An opportunity for change
Taking into consideration the situation in South Australia and potential regulatory complications in the UK, Wilson has identified an opportunity for change in the secondary lottery industry.
“I think in the longer term we’ll all just have to get a little bit smarter by avoiding using branding and so on. I think very quickly its going to come to a point where actually you’ll be able to offer those big jackpots irrespective of whether you’ve got a name like EuroMillions behind it”, Wilson said.
“So I think there’s a really big opportunity for the industry as a whole to actually change”, he said.
Big jackpots, big risk management
For interested iGaming operators, the biggest concern associated with offering secondary lottery is how to cover paying out the massive jackpots. Even large, public companies would have trouble covering these jackpots, it’s a genuine risk.
“The biggest challenge is risk management and insurance and the policy you take and hold is probably the biggest question you need to answer.
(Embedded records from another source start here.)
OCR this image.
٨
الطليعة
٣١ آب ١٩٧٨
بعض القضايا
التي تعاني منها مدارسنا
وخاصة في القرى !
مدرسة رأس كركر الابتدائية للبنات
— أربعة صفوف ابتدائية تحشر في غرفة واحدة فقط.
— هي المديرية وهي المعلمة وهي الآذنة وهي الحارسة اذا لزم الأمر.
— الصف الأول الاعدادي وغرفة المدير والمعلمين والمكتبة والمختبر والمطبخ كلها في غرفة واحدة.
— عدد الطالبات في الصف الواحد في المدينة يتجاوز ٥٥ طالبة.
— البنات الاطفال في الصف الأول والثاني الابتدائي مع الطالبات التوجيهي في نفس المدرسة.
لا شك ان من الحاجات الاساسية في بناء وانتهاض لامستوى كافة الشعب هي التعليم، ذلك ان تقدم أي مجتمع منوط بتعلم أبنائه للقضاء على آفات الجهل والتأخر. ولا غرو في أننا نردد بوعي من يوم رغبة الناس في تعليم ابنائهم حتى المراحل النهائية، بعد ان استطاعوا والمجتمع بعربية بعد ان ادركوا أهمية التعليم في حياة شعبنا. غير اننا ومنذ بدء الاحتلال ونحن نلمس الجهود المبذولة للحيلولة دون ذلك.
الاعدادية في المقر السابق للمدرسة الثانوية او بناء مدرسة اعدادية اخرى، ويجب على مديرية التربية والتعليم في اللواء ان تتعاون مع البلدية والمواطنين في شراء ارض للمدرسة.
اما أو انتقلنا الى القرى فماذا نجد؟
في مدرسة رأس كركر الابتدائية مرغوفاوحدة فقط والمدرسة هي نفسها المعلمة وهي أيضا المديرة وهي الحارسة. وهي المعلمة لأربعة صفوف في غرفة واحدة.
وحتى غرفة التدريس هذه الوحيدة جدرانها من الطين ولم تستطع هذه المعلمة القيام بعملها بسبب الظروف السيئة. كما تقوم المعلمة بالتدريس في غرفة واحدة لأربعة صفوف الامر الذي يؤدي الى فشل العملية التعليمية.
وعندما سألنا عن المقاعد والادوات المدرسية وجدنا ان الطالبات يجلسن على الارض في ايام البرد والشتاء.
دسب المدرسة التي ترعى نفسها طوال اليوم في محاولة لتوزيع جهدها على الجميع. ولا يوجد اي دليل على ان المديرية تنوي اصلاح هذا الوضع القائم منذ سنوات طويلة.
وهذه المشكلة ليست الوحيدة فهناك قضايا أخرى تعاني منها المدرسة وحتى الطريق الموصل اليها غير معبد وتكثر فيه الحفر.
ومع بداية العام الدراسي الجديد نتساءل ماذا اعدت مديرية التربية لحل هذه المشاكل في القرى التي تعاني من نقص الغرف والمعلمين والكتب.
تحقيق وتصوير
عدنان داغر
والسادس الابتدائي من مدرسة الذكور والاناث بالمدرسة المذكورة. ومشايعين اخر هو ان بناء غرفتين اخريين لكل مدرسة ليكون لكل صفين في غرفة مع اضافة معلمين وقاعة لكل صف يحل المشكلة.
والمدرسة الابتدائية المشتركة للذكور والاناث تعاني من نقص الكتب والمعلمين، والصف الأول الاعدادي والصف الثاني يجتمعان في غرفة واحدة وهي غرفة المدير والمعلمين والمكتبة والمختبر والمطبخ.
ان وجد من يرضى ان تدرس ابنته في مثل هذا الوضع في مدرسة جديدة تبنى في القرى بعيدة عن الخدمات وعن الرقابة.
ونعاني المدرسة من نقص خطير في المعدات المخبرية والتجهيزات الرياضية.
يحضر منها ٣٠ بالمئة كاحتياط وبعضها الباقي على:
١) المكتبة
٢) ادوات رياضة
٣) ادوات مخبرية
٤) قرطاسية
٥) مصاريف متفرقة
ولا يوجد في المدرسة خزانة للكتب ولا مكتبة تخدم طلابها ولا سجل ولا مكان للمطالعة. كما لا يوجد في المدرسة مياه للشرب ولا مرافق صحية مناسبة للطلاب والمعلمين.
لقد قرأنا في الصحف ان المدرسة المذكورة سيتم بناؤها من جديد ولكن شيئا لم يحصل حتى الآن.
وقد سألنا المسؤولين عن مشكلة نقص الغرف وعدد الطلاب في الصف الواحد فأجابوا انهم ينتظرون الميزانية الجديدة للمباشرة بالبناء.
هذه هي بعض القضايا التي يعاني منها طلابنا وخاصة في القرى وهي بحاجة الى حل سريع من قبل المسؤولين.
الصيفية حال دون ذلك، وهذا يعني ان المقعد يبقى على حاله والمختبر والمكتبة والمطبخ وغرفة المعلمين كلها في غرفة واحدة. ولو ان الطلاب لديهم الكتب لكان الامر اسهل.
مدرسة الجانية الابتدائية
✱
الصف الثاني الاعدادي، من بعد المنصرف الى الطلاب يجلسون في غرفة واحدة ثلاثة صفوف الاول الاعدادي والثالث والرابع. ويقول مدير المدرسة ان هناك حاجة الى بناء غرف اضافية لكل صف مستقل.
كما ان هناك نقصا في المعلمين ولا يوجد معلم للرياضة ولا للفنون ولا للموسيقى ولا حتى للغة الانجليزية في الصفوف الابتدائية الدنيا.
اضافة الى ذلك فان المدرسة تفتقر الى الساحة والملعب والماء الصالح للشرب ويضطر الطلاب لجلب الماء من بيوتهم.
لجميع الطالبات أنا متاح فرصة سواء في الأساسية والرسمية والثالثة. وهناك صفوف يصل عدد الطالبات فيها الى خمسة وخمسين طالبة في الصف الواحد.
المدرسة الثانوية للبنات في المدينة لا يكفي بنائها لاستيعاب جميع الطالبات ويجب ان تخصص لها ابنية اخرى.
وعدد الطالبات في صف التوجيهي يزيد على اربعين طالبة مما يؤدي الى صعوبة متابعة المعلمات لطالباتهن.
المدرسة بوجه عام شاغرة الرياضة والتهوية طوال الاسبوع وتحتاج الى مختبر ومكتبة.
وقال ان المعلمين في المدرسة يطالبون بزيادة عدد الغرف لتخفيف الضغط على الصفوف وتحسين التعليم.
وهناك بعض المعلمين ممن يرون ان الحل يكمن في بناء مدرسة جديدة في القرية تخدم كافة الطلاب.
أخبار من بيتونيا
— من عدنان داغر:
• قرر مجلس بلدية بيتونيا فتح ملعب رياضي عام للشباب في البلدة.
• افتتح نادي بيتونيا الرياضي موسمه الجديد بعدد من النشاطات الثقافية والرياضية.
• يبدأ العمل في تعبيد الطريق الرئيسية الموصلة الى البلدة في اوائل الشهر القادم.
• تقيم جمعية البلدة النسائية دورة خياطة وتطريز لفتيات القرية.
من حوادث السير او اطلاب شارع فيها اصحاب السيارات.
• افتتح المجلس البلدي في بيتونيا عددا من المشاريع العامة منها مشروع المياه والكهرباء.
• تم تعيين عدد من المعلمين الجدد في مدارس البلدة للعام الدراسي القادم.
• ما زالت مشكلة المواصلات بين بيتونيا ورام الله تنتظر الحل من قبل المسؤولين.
We’ve gone down a very traditional, institutional route with Lloyds, for example, but there’s lots of things like ILS insurance out there which can be very muddy in terms of what you’re actually getting”, Wilson explained.
Regardless of what insurance a secondary lottery operator holds, the most important thing is to remain transparent so the industry maintains its good reputation and keeps regulators at bay.
“You can choose to go down the road of advertising big jackpots but actually stipulating silly terms and conditions which aren’t transparent, but again its just a matter of choice and I think the more transparent we all are, irrespective of what platform you run, which B2C operator you are, who your competition is, it shouldn’t matter”, Wilson said.
“We should all be trying to operate against the state because it comes back to the point I made earlier which is you’re biggest competitor is the state and you have to be squeaky clean”, he advised.